In the case of Dr.Umesh vs Central Council of Indian Medicine (W.A.No.148/2021), a division bench of Honourable Justice S. Sujatha and Justice Ravi V. Hosmani dismissed an intra-court appeal filed by a group of petitioners “Fixing the validity period is not the same as deleting the qualification, as the appellants claim, but rather a declaration that the Vaidyavidwan course will only be recognized as a recognized medical qualification for the time period specified. Under Section 14 of the IMCC Act, the Central Government has the authority to amend the Second Schedule by issuing a notification in the Official Gazette.”
The petitioners claimed to be Ayurvedic Medicinal Practitioners who were registered with the Karnataka Ayurvedic and Unani Practitioners Board (respondent No.2) and were practicing Ayurvedic medicine based on certificates issued by the Board’s Registrar. All of the petitioners have a Vaidyavidwan Certificate, which was issued by the Andhra Ayurvedic Parishad in Vijayawada (‘Parishad’ for short) between 1976 and 1979.

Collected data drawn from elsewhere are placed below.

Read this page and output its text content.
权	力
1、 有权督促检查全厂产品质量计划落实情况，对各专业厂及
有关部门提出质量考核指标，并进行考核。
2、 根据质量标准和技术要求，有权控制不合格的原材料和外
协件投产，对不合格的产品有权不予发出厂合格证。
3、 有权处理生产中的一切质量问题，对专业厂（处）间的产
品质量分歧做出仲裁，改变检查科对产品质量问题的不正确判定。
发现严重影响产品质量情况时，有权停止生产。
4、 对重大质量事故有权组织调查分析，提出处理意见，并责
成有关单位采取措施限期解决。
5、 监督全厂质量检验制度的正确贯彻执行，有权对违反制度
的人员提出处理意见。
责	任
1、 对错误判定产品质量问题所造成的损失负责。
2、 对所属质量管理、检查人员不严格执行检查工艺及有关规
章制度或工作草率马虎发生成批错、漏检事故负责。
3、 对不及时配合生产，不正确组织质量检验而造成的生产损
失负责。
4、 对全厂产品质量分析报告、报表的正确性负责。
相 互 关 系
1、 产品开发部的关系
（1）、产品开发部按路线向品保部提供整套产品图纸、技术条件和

They had gone to court to challenge the Central Government’s notification dated 25.06.2010 issued under Section 14(2) of the Indian Medicine Central Council Act, 1970 [‘IMCC Act’ for short] as it relates to Entry-2, as well as the Board’s action in canceling the appellants’ registration certificates of practice via order dated 18.09.2013 regarding the course of Vaidyavidwan.
By order dated December 17, 2020, the petition was dismissed by a single judge bench. After that, they filed an appeal.

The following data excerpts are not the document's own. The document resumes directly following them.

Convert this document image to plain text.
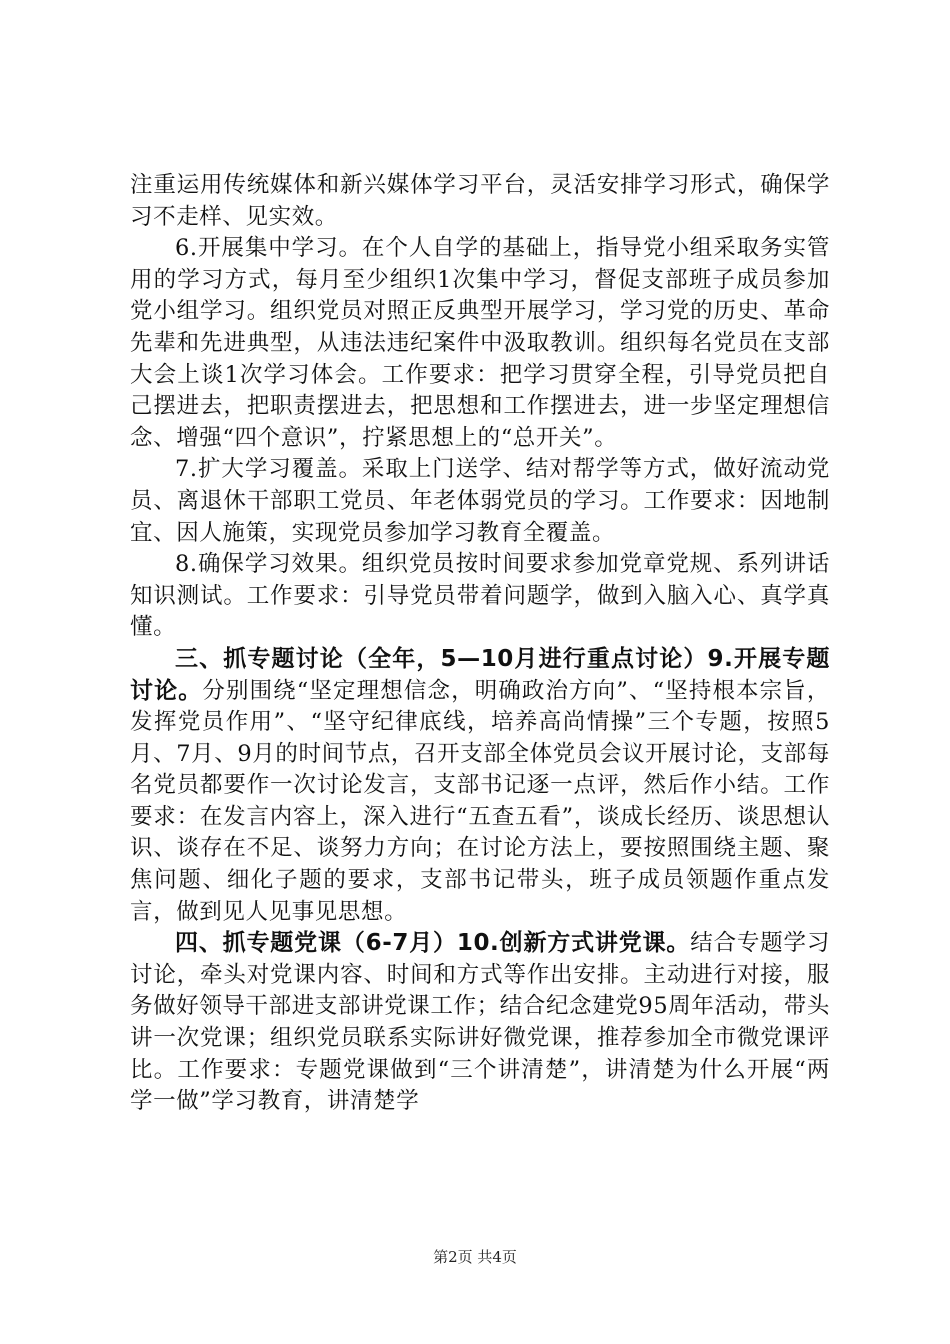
注重运用传统媒体和新兴媒体学习平台，灵活安排学习形式，确保学习不走样、见实效。

6.开展集中学习。在个人自学的基础上，指导党小组采取务实管用的学习方式，每月至少组织1次集中学习，督促支部班子成员参加党小组学习。组织党员对照正反典型开展学习，学习党的历史、革命先辈和先进典型，从违法违纪案件中汲取教训。组织每名党员在支部大会上谈1次学习体会。工作要求：把学习贯穿全程，引导党员把自己摆进去，把职责摆进去，把思想和工作摆进去，进一步坚定理想信念、增强“四个意识”，拧紧思想上的“总开关”。

7.扩大学习覆盖。采取上门送学、结对帮学等方式，做好流动党员、离退休干部职工党员、年老体弱党员的学习。工作要求：因地制宜、因人施策，实现党员参加学习教育全覆盖。

8.确保学习效果。组织党员按时间要求参加党章党规、系列讲话知识测试。工作要求：引导党员带着问题学，做到入脑入心、真学真懂。

三、抓专题讨论（全年，5—10月进行重点讨论）9.开展专题讨论。分别围绕“坚定理想信念，明确政治方向”、“坚持根本宗旨，发挥党员作用”、“坚守纪律底线，培养高尚情操”三个专题，按照5月、7月、9月的时间节点，召开支部全体党员会议开展讨论，支部每名党员都要作一次讨论发言，支部书记逐一点评，然后作小结。工作要求：在发言内容上，深入进行“五查五看”，谈成长经历、谈思想认识、谈存在不足、谈努力方向；在讨论方法上，要按照围绕主题、聚焦问题、细化子题的要求，支部书记带头，班子成员领题作重点发言，做到见人见事见思想。

四、抓专题党课（6-7月）10.创新方式讲党课。结合专题学习讨论，牵头对党课内容、时间和方式等作出安排。主动进行对接，服务做好领导干部进支部讲党课工作；结合纪念建党95周年活动，带头讲一次党课；组织党员联系实际讲好微党课，推荐参加全市微党课评比。工作要求：专题党课做到“三个讲清楚”，讲清楚为什么开展“两学一做”学习教育，讲清楚学

第2页 共4页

The amendment purportedly made in exercise of the powers under Section 14(2) of the IMCC Act, according to Advocate Balasubramanya B.N, is an administrative act, not a legislative act. As a result, the criteria for challenging a legislative amendment, such as legislative competence or the presumption of constitutionality, do not apply.
He also claimed that the executive has no authority to change the schedule because the legislature did not intend to include a “validity period” for the recognition of the medical qualification. The executive who made the change to the column’s heading by substituting the words “validity period” for the words “remarks” did so without legal authority.”

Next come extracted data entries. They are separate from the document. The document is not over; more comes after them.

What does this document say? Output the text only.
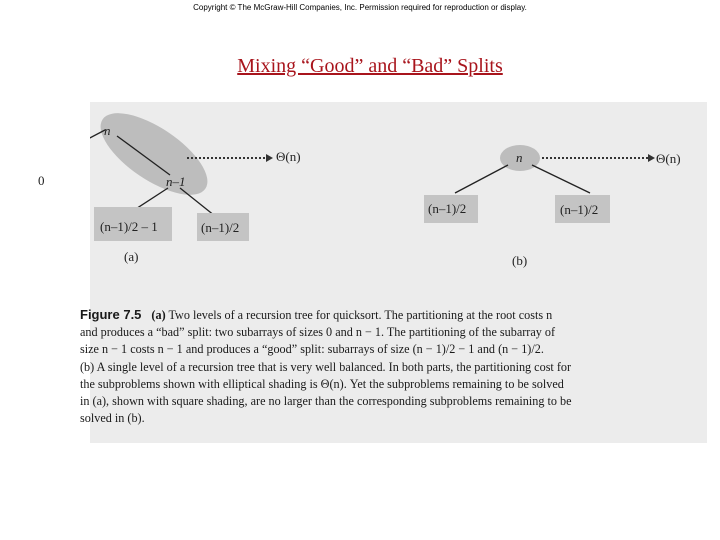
Copyright © The McGraw-Hill Companies, Inc. Permission required for reproduction or display.
Mixing “Good” and “Bad” Splits
n
0	n–1
Θ(n)
(n–1)/2 – 1	(n–1)/2
(a)
n	Θ(n)
(n–1)/2	(n–1)/2
(b)
Figure 7.5 (a) Two levels of a recursion tree for quicksort. The partitioning at the root costs n
and produces a “bad” split: two subarrays of sizes 0 and n − 1. The partitioning of the subarray of
size n − 1 costs n − 1 and produces a “good” split: subarrays of size (n − 1)/2 − 1 and (n − 1)/2.
(b) A single level of a recursion tree that is very well balanced. In both parts, the partitioning cost for
the subproblems shown with elliptical shading is Θ(n). Yet the subproblems remaining to be solved
in (a), shown with square shading, are no larger than the corresponding subproblems remaining to be
solved in (b).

It was also argued that Section 14(2) of the IMCC Act gives the Central Government the power to amend only the II Schedule’s list of recognized medical qualifications and to specify any particular validity period when granted after a specified date. The provision of Section 21(4) of the IMCC Act should have been invoked for withdrawal of recognition, according to the argument. The respondents’ decision to limit the validity period of the Vaidyavidwan qualification between 1923 and 1975 is without legal authority and suffers from a lack of application of mind because there is no factual basis for it.
The counsel added that when a degree is legally conferred on the appellants/practitioners, it will be treated as a recognized degree.
Respondents opposed the plea:
Advocate Manasi Kumar, appearing for the Central Council Of Indian Medicine (CCIM), argued that the Central Government had the authority to invoke Section 14(2) of the Act of 1970 to specify the validity period in the impugned notification dated 25.6.2010 and the impugned orders.
It was also stated that Schedule II of the IMCC Act recognized some of the old medical qualifications awarded in various Indian states under various enactments in order to protect practitioners who obtained the degree/certificate prior to the IMCC Act’s implementation. It was deemed necessary to give a validity period in order to ensure that old courses are not continued by institutions, which would defeat the object and purpose of the IMCC Act, 1970.
It was also stated that the IMCC Act of 1970, as a special enactment passed by Parliament, takes precedence over the State enactment.
Finally, it was argued that the challenge ground is ambiguous. The mere hardship or inconvenience suffered by the appellants would not be sufficient to invalidate the notification issued by the competent authority exercising the statutory power conferred by the Act. The appellants are barred from practicing because the certificates allegedly issued by the Parishad in 1976 appear to be fake, as determined by the Board.
The Karnataka Ayurveda & Unani Practitioners Board’s lawyer, Sumana Baliga, argued that no writ petition could be filed because the appellants had not used the statutory remedy of appeal under Section 17(4) of the Act of 1961.
The court noted that registering practitioners on the Central Register of Indian Medicine and Homeopathy ensures that medicine is not practiced by those who are not qualified in these systems and that those who do follow a code of ethics.
The court then said, referring to sections of the Act, “The contested notification does not address the withdrawal of recognition; however, it does include a validity period for the recognition of the Vaidyavidwan degree, which is relevant in this case. As a result, exercising power under Section 14(2) of the Act cannot be considered illegal.”
Further It was said that “There has been no evidence of a violation of fundamental rights. Article 19 of the Constitution is not violated because the right to practice any profession, trade, or occupation under Article 19(1)(j) is subject to the requirement of having a recognized qualification under Article 19(6)(i). Furthermore, the right to health of the general public is important.”